E ho voglia di scriverle, queste cose, anche se non sono sicura di avere voglia che qualcuno le legga, e forse alla fine è solo questo il motivo per cui non riuscivo a mettere giù questo post.
Non ho voglia di essere deprimente, perché in genere questo blog non lo è, non è sempre tutto da ridere ma cerco anche di evitare i drammi.
Però stavo riflettendo su alcune cose, su un libro che voglio leggere e un film che voglio vedere e su come questi potrebbero forse essere uno spunto per pensare a quell'anno orribile che ha trascorso mio padre fra ospedale e casa e di nuovo ospedale. Perché ci ripenso spesso? Fondamentalmente perché mi sento in colpa. Vorrei poterlo riscrivere, quell'anno, per potergli dare un senso, un senso che non riesco ancora bene a capire.
Lo so che il senso di colpa per non avere fatto meglio e di più è normale in situazioni come questa, ma è anche vero che l'esperienza di ognuno è unica e irripetibile e di certo la mia era strana parecchio. Strana per il tipo di famiglia che eravamo – che siamo – strana per le assenze e le scarse presenze, strana per i rancori e le cose non dette, ma anche per quelle dette, per i rapporti difficili che non si sapeva come sbloccare. Strana per un modo strano di stare male, perché forse peggio di sapere di avere una malattia incurabile è non sapere, fino alla fine, di che cosa si muore. E non saperlo bene nemmeno dopo. Mi sentivo come in una specie di film grottesco, che grottesco rischiava d'essere fino all'ultimo, al giorno del funerale, come se ci trovassimo dentro una storia di Kafka.
Una me sorridente innamorata della Scozia. |
Ancora più strano è che poi a un certo punto tutto finisce, che il percorso sia lungo o sia breve, che si lotti o non si lotti, in un modo o nell'altro tutto finisce. Allora resta solo quello che hai imparato di te e degli altri che ti stanno attorno, e che ti ha cambiato e ha cambiato il modo in cui affronterai tutto il resto in futuro. E questo può essere positivo o negativo, bisogna fare in modo che sia positivo, però, per non perdersi. Alla fine devi imparare che afferrare tutto quello che di bello ti si presenta, aggrapparti a ogni raggio di sole che si posa sulle tue lacrime, svegliarti e lasciare il tuo sorriso ovunque è probabilmente il modo migliore per vivere.

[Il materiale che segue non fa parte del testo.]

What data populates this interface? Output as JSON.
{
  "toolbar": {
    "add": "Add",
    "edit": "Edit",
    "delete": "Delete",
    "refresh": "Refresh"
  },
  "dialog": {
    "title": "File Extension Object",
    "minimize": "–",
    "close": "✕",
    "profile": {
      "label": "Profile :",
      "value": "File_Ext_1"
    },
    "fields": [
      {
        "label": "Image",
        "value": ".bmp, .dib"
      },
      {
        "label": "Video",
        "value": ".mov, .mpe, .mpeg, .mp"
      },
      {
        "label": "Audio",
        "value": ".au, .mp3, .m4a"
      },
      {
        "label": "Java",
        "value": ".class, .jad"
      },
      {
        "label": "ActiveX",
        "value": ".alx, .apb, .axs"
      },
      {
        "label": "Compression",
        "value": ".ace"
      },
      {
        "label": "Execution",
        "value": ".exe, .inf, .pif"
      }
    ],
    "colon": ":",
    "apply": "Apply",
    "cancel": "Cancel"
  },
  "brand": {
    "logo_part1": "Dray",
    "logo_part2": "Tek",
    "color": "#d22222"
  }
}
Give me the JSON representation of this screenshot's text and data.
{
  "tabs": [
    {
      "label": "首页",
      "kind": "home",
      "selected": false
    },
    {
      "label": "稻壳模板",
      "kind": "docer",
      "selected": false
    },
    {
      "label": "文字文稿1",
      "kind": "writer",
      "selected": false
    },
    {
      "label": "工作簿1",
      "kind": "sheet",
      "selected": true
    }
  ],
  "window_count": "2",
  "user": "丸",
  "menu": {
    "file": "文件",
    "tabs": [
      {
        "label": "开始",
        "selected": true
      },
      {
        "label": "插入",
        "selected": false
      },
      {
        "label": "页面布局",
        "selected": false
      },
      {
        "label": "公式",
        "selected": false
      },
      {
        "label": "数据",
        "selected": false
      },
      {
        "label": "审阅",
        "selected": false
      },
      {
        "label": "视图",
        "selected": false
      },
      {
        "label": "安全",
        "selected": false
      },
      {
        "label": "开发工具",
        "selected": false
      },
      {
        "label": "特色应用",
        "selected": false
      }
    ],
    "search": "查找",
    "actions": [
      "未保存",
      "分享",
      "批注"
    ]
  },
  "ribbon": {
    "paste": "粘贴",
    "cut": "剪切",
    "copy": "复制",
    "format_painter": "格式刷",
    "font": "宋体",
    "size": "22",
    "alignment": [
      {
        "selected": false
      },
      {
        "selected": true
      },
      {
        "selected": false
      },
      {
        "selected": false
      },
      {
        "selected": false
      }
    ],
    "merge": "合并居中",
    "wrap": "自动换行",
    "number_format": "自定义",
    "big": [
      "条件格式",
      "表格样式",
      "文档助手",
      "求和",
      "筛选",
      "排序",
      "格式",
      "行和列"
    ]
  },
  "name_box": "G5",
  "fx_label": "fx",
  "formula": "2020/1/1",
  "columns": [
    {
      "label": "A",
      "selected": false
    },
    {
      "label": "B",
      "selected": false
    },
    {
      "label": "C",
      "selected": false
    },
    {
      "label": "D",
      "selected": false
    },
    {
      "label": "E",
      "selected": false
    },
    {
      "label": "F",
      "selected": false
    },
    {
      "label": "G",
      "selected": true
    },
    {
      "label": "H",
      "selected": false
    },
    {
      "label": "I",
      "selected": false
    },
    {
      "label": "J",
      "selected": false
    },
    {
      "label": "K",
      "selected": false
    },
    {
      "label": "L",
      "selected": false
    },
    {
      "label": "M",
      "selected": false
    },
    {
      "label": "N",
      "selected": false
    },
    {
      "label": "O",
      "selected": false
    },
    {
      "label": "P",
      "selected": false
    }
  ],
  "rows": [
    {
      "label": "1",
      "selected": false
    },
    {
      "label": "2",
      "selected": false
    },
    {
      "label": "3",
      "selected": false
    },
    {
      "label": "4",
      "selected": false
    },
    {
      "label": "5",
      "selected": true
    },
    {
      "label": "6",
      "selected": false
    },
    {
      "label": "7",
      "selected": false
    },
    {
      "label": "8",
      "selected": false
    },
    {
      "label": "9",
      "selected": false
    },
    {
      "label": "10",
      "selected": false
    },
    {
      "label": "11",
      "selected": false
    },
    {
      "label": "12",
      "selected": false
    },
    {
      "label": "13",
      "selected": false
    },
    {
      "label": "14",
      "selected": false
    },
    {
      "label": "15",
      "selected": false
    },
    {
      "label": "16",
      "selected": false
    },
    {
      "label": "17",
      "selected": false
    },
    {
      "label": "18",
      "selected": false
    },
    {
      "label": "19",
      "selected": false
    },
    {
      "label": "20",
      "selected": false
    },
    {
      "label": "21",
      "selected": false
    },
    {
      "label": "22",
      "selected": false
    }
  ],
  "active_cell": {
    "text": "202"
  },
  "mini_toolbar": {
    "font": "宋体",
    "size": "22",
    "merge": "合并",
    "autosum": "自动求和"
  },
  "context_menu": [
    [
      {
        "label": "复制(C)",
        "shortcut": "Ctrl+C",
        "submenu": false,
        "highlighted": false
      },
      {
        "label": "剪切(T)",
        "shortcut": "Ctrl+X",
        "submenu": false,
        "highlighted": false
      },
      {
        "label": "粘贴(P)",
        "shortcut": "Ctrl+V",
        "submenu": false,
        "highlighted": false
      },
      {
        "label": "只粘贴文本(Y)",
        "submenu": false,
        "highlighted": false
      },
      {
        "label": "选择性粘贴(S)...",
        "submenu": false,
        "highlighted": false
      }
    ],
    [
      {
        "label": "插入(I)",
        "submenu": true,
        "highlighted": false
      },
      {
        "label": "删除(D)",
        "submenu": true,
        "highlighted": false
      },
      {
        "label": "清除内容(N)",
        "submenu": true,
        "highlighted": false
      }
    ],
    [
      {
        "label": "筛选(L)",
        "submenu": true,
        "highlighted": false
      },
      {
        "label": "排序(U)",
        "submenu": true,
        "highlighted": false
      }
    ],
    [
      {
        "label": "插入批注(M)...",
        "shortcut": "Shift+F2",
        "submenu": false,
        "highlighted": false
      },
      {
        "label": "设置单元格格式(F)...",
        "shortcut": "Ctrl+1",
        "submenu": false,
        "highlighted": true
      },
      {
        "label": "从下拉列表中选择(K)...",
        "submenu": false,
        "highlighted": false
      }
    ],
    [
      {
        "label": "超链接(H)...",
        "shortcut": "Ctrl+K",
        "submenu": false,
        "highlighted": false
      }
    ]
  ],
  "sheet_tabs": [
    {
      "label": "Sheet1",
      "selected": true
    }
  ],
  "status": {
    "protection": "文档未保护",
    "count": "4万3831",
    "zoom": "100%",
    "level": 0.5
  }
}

Al funerale di mio papà sorridevo a tutti e ringraziavo tutti. Poi ho detto ad Ale: cos'avranno pensato a vedermi sorridere al funerale di mio papà? E lui ha detto: che sei fatta così, ed è bello.
Commenti
Mi trovo in tante cose che racconti. Ho smesso di essere figlia e i ruoli si sono invertiti. Chi era il mio riferimento e chi si prendeva cura di me ora è lì in un letto e sono io a dovermi prendere cura di lui. Fa paura guardare a un futuro che non sarà più come prima (ché l'ictus debilita e cambia inesorabilmente la testa), a un futuro che anche mia mamma si sarebbe immaginata diversamente. E mi sento in colpa. A ogni respiro. A ogni passo.
Passerà. Ci assesteremo. Ci sarà una nuova vita con un lui nuovo, ma sempre lui. Spero che ne saremo capaci.
A volte ne sono sicura. Altre mi spavento.
Scusa il pippone. E grazie per ciò che hais critto.
d'altra parte non saremo mai quello che eravamo ieri e quello che saremo domani chi lo sa. quando succedono queste cose, questi punti di svolta sembrano – e sono – un abisso, poi un po' alla volta si ridimensionano. e anche noi ci ridimensioniamo.
tanti in bocca al lupo per il tuo papà!